Но репортеров секретная служба, похоже, запугать не могла. Они обладали правами куда более широкими, чем у простых смертных. И если это были хорошие репортеры, то пользовались они своими правами на полную катушку. Несмотря на столь ранний час, многие из них толпились сейчас у входа перед желтыми заградительными полицейскими барьерами — газетные волки, фотографы, телеоператоры.
Агент Браунинг остановил своих людей в дверях, ожидая сигнала снаружи.
— Извините, агент,— учтиво обратилась к нему Салли.— Но нам правда надо уделить немного времени прессе.

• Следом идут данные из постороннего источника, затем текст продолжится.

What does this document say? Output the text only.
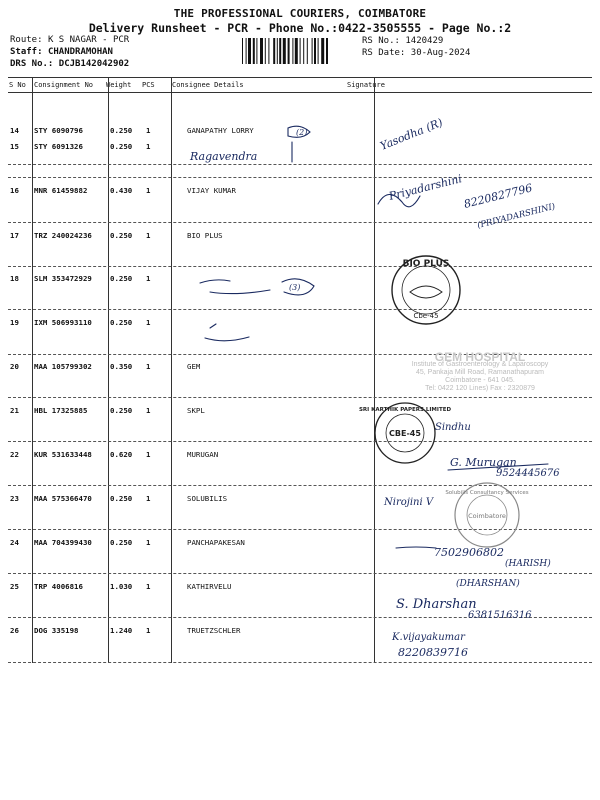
THE PROFESSIONAL COURIERS, COIMBATORE
Delivery Runsheet - PCR - Phone No.:0422-3505555 - Page No.:2
Route: K S NAGAR - PCR
Staff: CHANDRAMOHAN
DRS No.: DCJB142042902
RS No.: 1420429
RS Date: 30-Aug-2024
S No Consignment No Weight PCS Consignee Details	Signature
14 STY 6090796	0.250 1	GANAPATHY LORRY
15 STY 6091326	0.250 1
16 MNR 61459882	0.430 1	VIJAY KUMAR
17 TRZ 240024236 0.250 1	BIO PLUS
18 SLM 353472929 0.250 1
19 IXM 506993110 0.250 1
20 MAA 105799302 0.350 1	GEM
21 HBL 17325885	0.250 1	SKPL
22 KUR 531633448 0.620 1	MURUGAN
23 MAA 575366470 0.250 1	SOLUBILIS
24 MAA 704399430 0.250 1	PANCHAPAKESAN
25 TRP 4006816	1.030 1	KATHIRVELU
26 DOG 335198	1.240 1	TRUETZSCHLER
GEM HOSPITAL
Institute of Gastroenterology & Laparoscopy
45, Pankaja Mill Road, Ramanathapuram
Coimbatore - 641 045.
Tel: 0422 120 Lines) Fax : 2320879
BIO PLUS
Cbe-45
SRI KARTHIK PAPERS LIMITED
CBE-45
Solubilis Consultancy Services
Coimbatore
(2)
Ragavendra
Yasodha (R)
Priyadarshini 8220827796
(PRIYADARSHINI)
(3)
Sindhu
G. Murugan
9524445676
Nirojini V
7502906802
(HARISH)
(DHARSHAN)
S. Dharshan
6381516316
K.vijayakumar
8220839716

Это было уже чересчур, и Браунинг не сдержался:
— Мисс Крэйн, если вы не прекратите вмешиваться в действия секретной службы, мы вынуждены будем подвергнуть вас аресту — и будем держать вас в изоляции до тех пор, пока не убедимся, что жизнь сенатора вне опасности.
Салли улыбнулась.
— Знаете, мой арест по телевидению — это будет что-то новенькое. Прошу меня извинить.
И она шагнула к дверям мимо Браунинга.
Рев репортерской братии оглушил ее.
— Эй, Салли! Фэллон согласился на выдвижение?
— А угрозы расправиться с ним он уже получал?
— Как Истмен, уходит или нет?
С улыбкой окинув взглядом толпу, Салли увидела знакомое лицо Андрэа Митчелла [24]возле телекамеры с павлином.
— Прошу минуту вашего внимания,— произнесла она, и шум сразу стих.— Сенатор Фэллон сделает сейчас краткое заявление. Простите, но сегодня — никаких вопросов. Уверена, что вы это понимаете.
Она обернулась к дверям и махнула рукой, как бы приглашая к выходу стоявших за кулисами.
Браунинг наблюдал за ней из-под темных очков.
— Чертовка! — проскрежетал он и, как только находившийся снаружи агент постучал по стеклянной двери, скомандовал:— Пошли!
Двое других агентов распахнули дверь, и коляска с Терри выкатилась на открытый воздух.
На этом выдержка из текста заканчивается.